Un’ampia variabilità regionale si osserva anche nelle cure palliative. L’indicatore definisce il rapporto tra il numero di deceduti per tumore assistiti dalla rete di cure palliative sul totale dei deceduti per tumore. A fronte di una media nazionale del 28,4 per cento la variabilità regionale oscilla dai 56,2 per cento del Veneto ai 4,5 per cento della Calabria. «Su questo indicatore va segnalato che, secondo i parametri definiti dal Ministero, solo 5 Regioni risultano adempienti: Emilia-Romagna, Liguria, Lombardia, Toscana e Veneto», commenta Cartabellotta.
«Considerato che il Decreto anziani fa riferimento ai Livelli Essenziali di Assistenza (LEA) e ai Livelli Essenziali delle Prestazioni Sociali (LEPS) – ha chiosato il Presidente – diventa inderogabile la necessità di colmare inaccettabili divari tra Regioni, in particolare tra il Nord e il Sud del Paese, che saranno inevitabilmente acuiti dall’autonomia differenziata.

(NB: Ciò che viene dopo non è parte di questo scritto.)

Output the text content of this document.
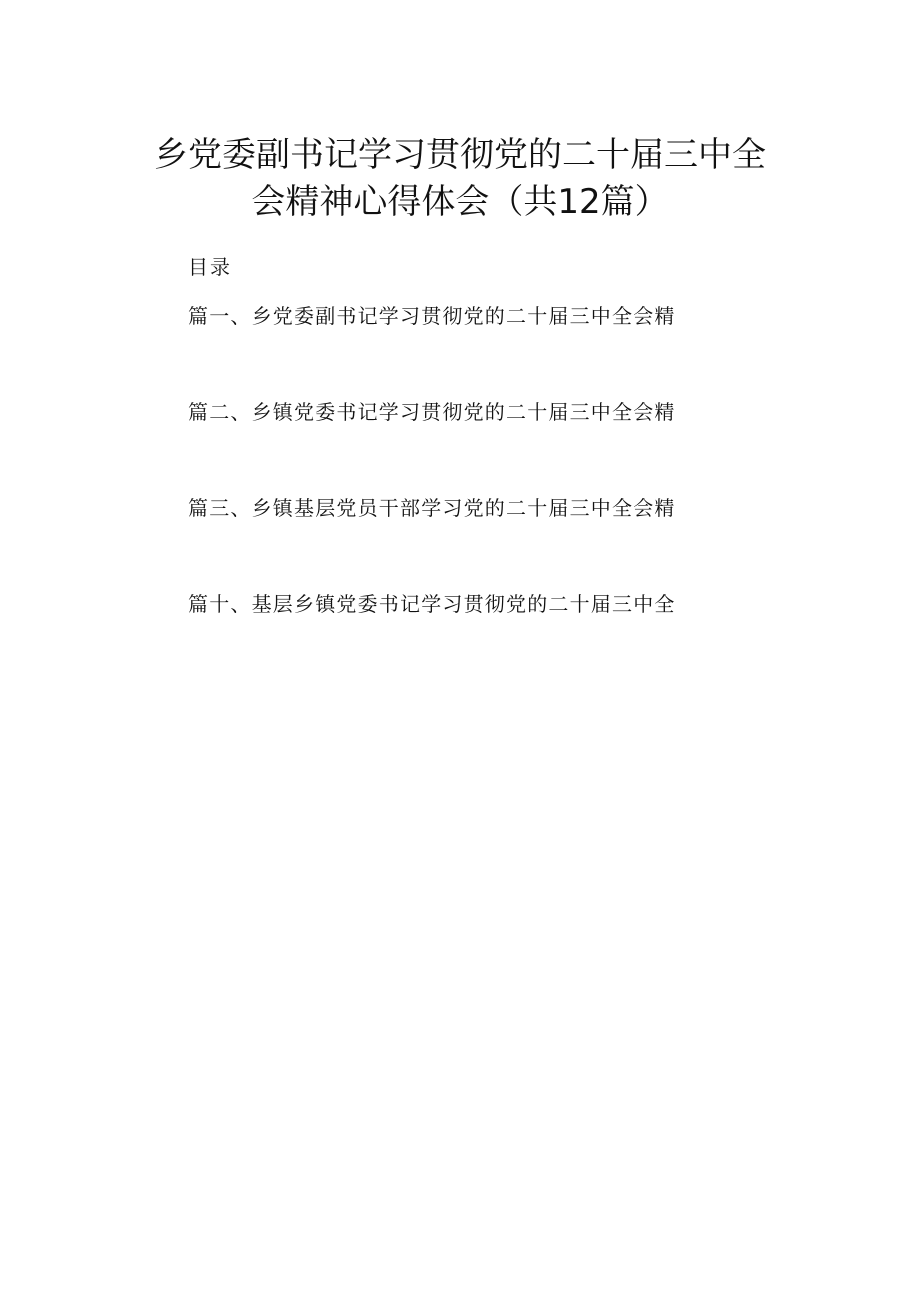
乡党委副书记学习贯彻党的二十届三中全
会精神心得体会（共12篇）
目录
篇一、乡党委副书记学习贯彻党的二十届三中全会精
篇二、乡镇党委书记学习贯彻党的二十届三中全会精
篇三、乡镇基层党员干部学习党的二十届三中全会精
篇十、基层乡镇党委书记学习贯彻党的二十届三中全
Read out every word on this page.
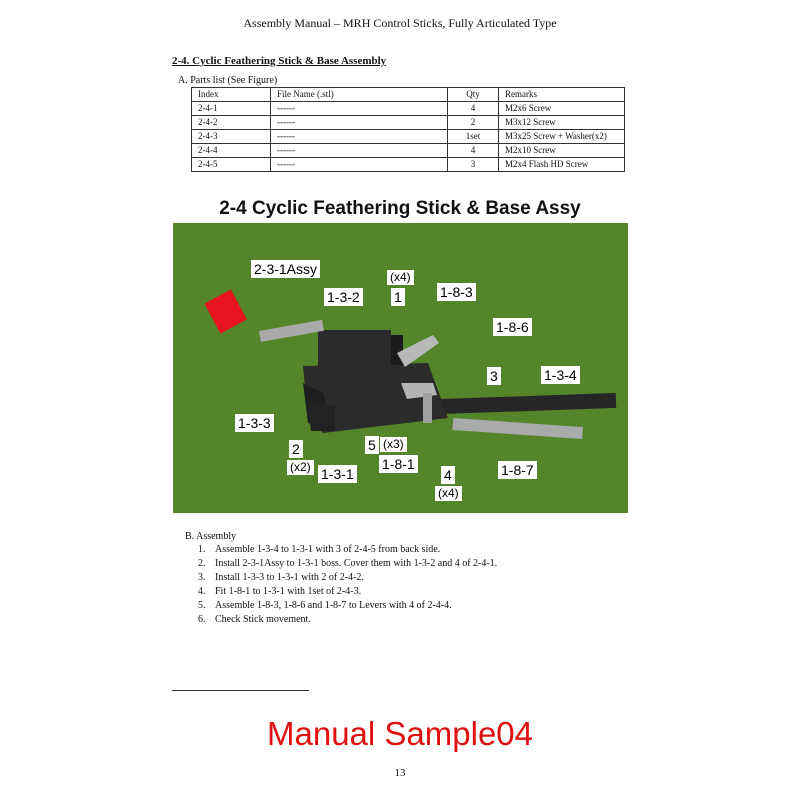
Assembly Manual – MRH Control Sticks, Fully Articulated Type
2-4. Cyclic Feathering Stick & Base Assembly
A. Parts list (See Figure)
Index	File Name (.stl)	Qty	Remarks
2-4-1	------	4	M2x6 Screw
2-4-2	------	2	M3x12 Screw
2-4-3	------	1set	M3x25 Screw + Washer(x2)
2-4-4	------	4	M2x10 Screw
2-4-5	------	3	M2x4 Flash HD Screw
2-4 Cyclic Feathering Stick & Base Assy
2-3-1Assy
1-3-2
(x4)
1	1-8-3
1-8-6
3	1-3-4
1-3-3
2
(x2) 1-3-1
5 (x3)
1-8-1
4
(x4)
1-8-7
B. Assembly
1. Assemble 1-3-4 to 1-3-1 with 3 of 2-4-5 from back side.
2. Install 2-3-1Assy to 1-3-1 boss. Cover them with 1-3-2 and 4 of 2-4-1.
3. Install 1-3-3 to 1-3-1 with 2 of 2-4-2.
4. Fit 1-8-1 to 1-3-1 with 1set of 2-4-3.
5. Assemble 1-8-3, 1-8-6 and 1-8-7 to Levers with 4 of 2-4-4.
6. Check Stick movement.
Manual Sample04
13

Diseguaglianze che oggi ledono i diritti civili e la dignità delle persone più deboli e più fragili del Paese. L’assenza di finanziamenti dedicati ai vari interventi fanno, al momento, del Decreto anziani un’eccellente ricognizione di tutte le misure di cui possono beneficiare le persone anziane, ma la cui attuazione è fortemente condizionata, oltre che dall’emanazione di numerosi decreti attuativi, dalle risorse e dalle rilevanti diseguaglianze Regionali».